I smile at him. “Okay. Be nice. I get it.” I take a deep breath. “Call me on the home phone. You know, if you need to talk or something.”
“Same to you,” he says.
I pet Marta’s head. “Come along, darling sister.”
She looks up like I’m crazy and runs off.
I shrug at Uncle Mike as I leave. But he’s not looking. He’s grabbed the pencil from his desk. Rolling it between his fingers. He’s bent at the waist, arms on his knees. It’s like a huge weight is pushing him down, down, down. Crushing his shoulders. The sight makes me so sad.
CHAPTER
12
I’m still thinking about Uncle Mike when I head for school the next morning. Then, as I get closer to campus, I start thinking about me. About being nice and reconnecting to Randi. Part of me believes being nice is bull. If I’m not nice to someone, they don’t deserve it. But I know I’ve hurt people’s feelings. And it’s because of what Uncle Mike said. Stuff comes out of my mouth before my brain figures out the best thing to say.
So should I try to make it right with Randi again? I’ve just gotten to the main hallway. I see her in front of her locker. I hesitate. Start to make my way through the crowd. But when I look up again, she’s already leaving.

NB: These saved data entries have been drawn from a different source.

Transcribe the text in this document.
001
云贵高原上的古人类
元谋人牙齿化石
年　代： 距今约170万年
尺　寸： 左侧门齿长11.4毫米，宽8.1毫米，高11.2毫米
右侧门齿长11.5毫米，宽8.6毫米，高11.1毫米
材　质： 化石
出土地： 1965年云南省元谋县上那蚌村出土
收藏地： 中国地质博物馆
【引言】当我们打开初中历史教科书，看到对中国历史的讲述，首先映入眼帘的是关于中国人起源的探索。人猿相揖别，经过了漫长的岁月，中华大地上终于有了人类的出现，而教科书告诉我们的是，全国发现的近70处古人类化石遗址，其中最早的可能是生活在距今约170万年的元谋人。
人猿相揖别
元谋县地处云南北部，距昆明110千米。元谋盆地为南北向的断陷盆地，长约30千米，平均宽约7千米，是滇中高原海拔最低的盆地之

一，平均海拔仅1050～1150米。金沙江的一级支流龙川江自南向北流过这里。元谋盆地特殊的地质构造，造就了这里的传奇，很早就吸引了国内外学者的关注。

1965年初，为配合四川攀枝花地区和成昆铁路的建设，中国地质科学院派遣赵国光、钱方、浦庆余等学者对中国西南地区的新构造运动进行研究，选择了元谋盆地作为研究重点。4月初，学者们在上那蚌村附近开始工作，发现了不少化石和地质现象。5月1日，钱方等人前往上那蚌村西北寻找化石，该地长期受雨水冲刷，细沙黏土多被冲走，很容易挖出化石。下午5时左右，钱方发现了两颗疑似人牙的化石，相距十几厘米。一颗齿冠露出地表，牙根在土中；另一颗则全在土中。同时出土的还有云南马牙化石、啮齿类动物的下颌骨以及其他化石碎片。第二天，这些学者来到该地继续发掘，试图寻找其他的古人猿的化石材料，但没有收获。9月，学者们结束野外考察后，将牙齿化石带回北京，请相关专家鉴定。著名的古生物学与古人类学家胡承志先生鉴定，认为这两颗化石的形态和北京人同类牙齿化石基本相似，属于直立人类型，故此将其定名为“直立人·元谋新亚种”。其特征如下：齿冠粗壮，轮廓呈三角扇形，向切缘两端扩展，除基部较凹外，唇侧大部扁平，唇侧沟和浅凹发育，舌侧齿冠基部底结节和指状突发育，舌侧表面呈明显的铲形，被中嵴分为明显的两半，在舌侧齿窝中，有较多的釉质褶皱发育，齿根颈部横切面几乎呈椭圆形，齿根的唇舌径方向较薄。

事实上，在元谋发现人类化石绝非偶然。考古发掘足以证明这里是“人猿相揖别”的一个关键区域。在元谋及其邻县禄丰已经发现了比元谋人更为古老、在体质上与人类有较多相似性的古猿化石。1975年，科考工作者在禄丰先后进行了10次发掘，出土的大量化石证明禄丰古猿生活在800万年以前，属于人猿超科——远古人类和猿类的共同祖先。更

I don’t bother trying to catch up.
When lunch rolls around, I stand at the checkout counter for a second. I glance at our table. The same guys are sitting there. I grab my burrito and juice off my tray. Go outside. Sit by myself under a tree. I know Randi is at the team table. I know they’re talking about Saturday’s tournament. The awesome three-pointers. The amazing blocks and rebounds. The bitches on the other teams.
I bite into my burrito and figure something out—why only team members sit at that table. For one, outsiders don’t have a clue what they’re talking about. It’s basketball talk, all the time. And two, the Crusaders like it that way. They don’t like outsiders. I connect the dots. The picture it makes is me, sitting alone under a tree.
What the picture doesn
’t show is the burrito knocking around inside my stomach. Like a sneaker in a washing machine. I wrap up what’s left and throw it away.
I find my timecard: Herrera, Gabriella.
Ka-chunk.
My official third day of work has begun. Is it lame when your job is the only thing you look forward to? I’m not even going to answer that.
Beep-beep-beep.
Big Bird backs out of aisle three. Jo is driving. She’s carrying a pallet of boxes, Campbell’s printed on the sides. Soup, row D. Hmm, I guess this isn’t rocket science.
Jo looks over and sees me. Smiles and waves. I wave back. I see Evan pushing a handcart through the double doors into the store. I admire his lanky build and muscly shoulders. He’s got a nice butt too. Don’t know as I noticed that before.
I remember our kiss. The barely there lip touch that curled my toes. I don’t think it meant anything. A few seconds later he hooked up with another girl. Someone older than me. And prettier.
But the thing about barely there kisses? They leave you wanting more. A completely there kiss. I shove that kiss back where it belongs. In the room in my brain that hides things. I shut the door. Only it doesn’t close completely. Like there’s a foot stuck in the jamb. I shove the door a few times. Give up.
I take a deep breath. There’s a light on in the office. Jake is sitting at his desk, staring at his computer.
“Hi,” I say.
He looks up. “Hey. How’s it going? I notice you didn’t clock in or out Friday.”
“I was here—”
“Yeah, Hutch told me. Just make sure you always use the clock. The paperwork is a hassle if you don’t.”
“Okay.” I don’t add that a-hole Hutch didn’t tell me about the clock.
Jake is staring at his computer screen again.
“So, um, what do you want me to do?”
“Ask Jo or Evan. Or Hutch, when he’s on the floor. Late afternoons and Saturdays are the busiest times for the store. You’re here to back them up.”
“Okay.” I head off to find Jo or Evan.
I run into Evan first. He’s returning to the store with the empty pushcart.